Going back to Hurricane Harvey, I realized that it wouldn’t take much to be able to perform that self-recue. All I needed was a rubber raft. While it might be nice to have more than that; like one of those swamp boats, I really didn’t have any need of anything so elaborate. Especially since I wouldn’t use it for anything else. If I got caught in my home and didn’t bug out in time, I could get to a place of safety with a $199 inflatable raft.
As with learning new skills, there’s always new gear to buy. The trick is figuring out what gear is really worth buying, rather than just buying whatever looks good at the moment. The key is to look at these various crisis situations and ask myself what equipment I would need in them.
If something doesn’t fit within that answer, then maybe that’s because it’s not something that I need; at least not for that scenario. If I don’t need it for some other scenario, then maybe I don’t need it at all.
Checking one’s stockpile seems to be an ongoing work. But if there is any one time that we should do it, it’s when a crisis is showing us what we need. You’ll almost always find something that you didn’t have or didn’t have enough of.
When the Ebola outbreak happened in 2014, I added a number of things to my stockpile, just in case it managed to jump across the ocean and started spreading here. But even with that, when the COVID-19 pandemic started here, I found that I wasn’t prepared enough. Specifically, I found that I didn’t have enough PPE and disinfectants. If it wasn’t for Clorox, I would have had a hard time disinfecting things.
See What You Can Do to Help
I know that there are a lot of preppers who ascribe to the viewpoint that we take care of our own and only our own. But I’m not like that.

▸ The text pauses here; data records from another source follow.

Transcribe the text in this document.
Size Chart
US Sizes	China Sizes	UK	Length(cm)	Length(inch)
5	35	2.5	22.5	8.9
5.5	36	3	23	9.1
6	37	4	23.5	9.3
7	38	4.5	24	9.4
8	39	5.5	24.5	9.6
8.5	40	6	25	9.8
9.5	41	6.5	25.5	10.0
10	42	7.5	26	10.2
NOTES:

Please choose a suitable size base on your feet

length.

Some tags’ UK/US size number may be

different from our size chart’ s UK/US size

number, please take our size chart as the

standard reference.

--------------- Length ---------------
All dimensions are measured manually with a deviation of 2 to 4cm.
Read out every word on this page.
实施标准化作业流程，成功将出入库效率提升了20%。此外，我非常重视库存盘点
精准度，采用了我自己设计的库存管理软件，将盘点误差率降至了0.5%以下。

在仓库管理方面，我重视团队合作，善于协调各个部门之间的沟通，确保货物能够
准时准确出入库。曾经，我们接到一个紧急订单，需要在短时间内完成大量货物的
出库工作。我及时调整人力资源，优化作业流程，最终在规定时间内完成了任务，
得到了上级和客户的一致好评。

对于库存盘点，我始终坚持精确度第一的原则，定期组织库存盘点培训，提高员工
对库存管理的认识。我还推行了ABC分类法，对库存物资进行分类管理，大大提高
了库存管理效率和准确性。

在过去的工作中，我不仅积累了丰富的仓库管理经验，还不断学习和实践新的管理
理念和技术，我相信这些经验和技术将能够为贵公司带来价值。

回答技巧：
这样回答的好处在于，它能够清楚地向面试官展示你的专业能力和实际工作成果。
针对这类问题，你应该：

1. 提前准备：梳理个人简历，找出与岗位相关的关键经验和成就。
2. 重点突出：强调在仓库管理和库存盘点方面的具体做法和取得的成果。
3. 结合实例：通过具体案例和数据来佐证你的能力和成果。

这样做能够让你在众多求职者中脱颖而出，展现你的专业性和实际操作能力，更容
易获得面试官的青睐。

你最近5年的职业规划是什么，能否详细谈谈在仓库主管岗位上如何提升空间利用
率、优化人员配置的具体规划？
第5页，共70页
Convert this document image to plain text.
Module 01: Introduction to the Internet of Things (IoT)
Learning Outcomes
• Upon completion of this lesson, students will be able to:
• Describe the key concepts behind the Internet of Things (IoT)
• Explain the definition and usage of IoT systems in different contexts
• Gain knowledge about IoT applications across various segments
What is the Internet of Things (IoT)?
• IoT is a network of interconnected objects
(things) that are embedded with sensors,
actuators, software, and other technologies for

While my priority is taking care of my family, I look beyond that, to see how I can help others.
For that reason, I have much more water purification capability than I need, some extra rice and beans I can pass out, and enough seed to help my neighbors start gardens.
One of the projects I’ve been working on is a portable water purification system which can purify 1,000 gallons of water per day. That’s not for my own use; it’s to help others when they are going through times of crisis. I want to be able to be an asset to the community, not so much when my community is in a time of crisis, but when others are.
Any crisis is a good opportunity to get out your own gear and go through the motions, playing it out as if you were living through the crisis itself. Call it a dress rehearsal or a trial run.
In either case, there are things you are going to see, when you try doing it for real or even try doing it for make believe, that you won’t see sitting there in your favorite chair. Things like how difficult it is to move everything from your home to your survival retreat.
While you may not be in the middle of the crisis itself, you can use that as the scenario for your trial run. Put the same restrictions on yourself, that you see the people in that crisis living though. If you’re planning a bug out, then use the Florida evacuation for Hurricane Irma. That’s an ideal one, because of the difficulties caused by limited roads and fuel, with a large population moving.
Many of the people who evacuated from Florida had to go as far as the northern boarders of Georgia and Alabama to find someplace to stay. Is your survival retreat at least that far? Gas shortages slowed travel. How much gas do you have? Everything they went through can teach us something.